Xiao s shared the story because the guest of the show said on the program that she had said in front of her sister that her nephew was ugly and ugly. Small sAfter listening to this, he said excitedly, "you can't call him ugly in front of a child." but the guest thought that he should be realistic. If he is not good-looking, he should say that he is not good-looking.

the guest felt that she was right to tell the truth, and she did nothing wrong.

but S feels that you are right to tell the truth, but you have to consider other people's feelings when you tell the truth.
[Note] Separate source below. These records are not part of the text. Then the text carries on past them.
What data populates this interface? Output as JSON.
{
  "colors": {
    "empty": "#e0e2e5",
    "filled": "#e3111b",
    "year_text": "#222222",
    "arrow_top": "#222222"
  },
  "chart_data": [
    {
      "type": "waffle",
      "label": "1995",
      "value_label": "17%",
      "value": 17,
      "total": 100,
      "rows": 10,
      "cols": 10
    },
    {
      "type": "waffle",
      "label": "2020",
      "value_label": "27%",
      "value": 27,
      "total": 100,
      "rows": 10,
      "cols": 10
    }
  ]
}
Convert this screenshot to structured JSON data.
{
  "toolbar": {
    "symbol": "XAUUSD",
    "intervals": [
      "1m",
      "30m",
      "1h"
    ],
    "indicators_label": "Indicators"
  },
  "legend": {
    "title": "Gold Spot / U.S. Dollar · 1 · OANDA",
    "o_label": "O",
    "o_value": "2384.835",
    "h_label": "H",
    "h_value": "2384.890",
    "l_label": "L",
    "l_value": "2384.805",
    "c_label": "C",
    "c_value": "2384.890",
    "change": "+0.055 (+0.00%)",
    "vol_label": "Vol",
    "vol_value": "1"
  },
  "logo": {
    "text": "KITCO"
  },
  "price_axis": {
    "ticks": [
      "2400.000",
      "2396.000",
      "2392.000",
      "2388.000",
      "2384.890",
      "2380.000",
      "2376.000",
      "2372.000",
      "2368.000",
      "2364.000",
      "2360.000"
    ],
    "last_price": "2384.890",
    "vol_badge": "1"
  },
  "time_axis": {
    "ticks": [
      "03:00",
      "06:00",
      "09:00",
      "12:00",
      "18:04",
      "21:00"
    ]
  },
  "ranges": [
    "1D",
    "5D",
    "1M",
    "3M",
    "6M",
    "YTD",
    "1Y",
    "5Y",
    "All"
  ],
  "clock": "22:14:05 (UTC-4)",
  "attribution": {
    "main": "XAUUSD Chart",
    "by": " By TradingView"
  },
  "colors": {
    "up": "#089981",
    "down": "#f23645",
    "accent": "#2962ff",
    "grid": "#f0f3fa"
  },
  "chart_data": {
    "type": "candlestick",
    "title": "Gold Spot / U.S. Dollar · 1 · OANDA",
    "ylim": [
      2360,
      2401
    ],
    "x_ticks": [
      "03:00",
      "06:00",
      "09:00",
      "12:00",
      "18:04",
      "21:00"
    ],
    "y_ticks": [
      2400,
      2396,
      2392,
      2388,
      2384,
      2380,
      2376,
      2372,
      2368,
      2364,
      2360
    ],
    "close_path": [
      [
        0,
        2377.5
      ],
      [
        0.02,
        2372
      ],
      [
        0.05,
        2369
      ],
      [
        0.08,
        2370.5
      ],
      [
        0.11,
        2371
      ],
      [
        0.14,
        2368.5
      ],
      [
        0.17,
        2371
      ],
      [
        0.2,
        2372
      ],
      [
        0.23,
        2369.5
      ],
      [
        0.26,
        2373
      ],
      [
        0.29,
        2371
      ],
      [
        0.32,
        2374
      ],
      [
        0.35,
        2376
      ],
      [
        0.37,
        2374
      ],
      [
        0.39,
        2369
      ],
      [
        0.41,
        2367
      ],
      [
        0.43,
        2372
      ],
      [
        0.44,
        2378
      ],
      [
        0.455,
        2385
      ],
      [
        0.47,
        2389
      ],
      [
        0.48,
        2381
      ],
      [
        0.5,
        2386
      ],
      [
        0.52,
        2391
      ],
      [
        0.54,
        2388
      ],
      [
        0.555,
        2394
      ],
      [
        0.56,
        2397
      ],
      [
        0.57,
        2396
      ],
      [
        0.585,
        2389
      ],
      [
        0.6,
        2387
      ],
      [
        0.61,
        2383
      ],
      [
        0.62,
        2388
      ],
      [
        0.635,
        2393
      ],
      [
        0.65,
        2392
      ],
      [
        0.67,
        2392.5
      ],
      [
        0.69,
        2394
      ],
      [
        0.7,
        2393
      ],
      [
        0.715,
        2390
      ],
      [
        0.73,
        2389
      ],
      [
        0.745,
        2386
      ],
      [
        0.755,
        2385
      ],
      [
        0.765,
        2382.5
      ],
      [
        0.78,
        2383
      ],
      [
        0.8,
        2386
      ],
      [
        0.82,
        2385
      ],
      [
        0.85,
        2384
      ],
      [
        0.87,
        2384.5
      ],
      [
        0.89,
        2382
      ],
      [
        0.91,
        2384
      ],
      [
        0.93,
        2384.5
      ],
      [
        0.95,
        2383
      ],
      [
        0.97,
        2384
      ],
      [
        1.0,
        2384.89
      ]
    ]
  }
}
just like many people have experienced "malice from acquaintances", the most typical is the comment in moments. They will always make quick comments and throw cold water on you.

and they will still feel that they are just telling the truth, that you are too glassy to listen to unpleasant words.

"that's what I think. I'm just saying how I feel."

they always say that they don't live to please anyone, but they forget that people don't live to hurt everyone.

I have always felt that the power of words is so great that even casual jokes can be lethal at some times. What is even more frightening is that when a sentence is said, there is often a great deviation between "what I think" and "what you think".

and this deviation, it can kill a friendship, but also kill a person's enthusiasm.

finally, I remembered a line that I want to end the day with:

"do you know why human beings are always jealous of each other, because it is always easier to attack others than to change themselves?"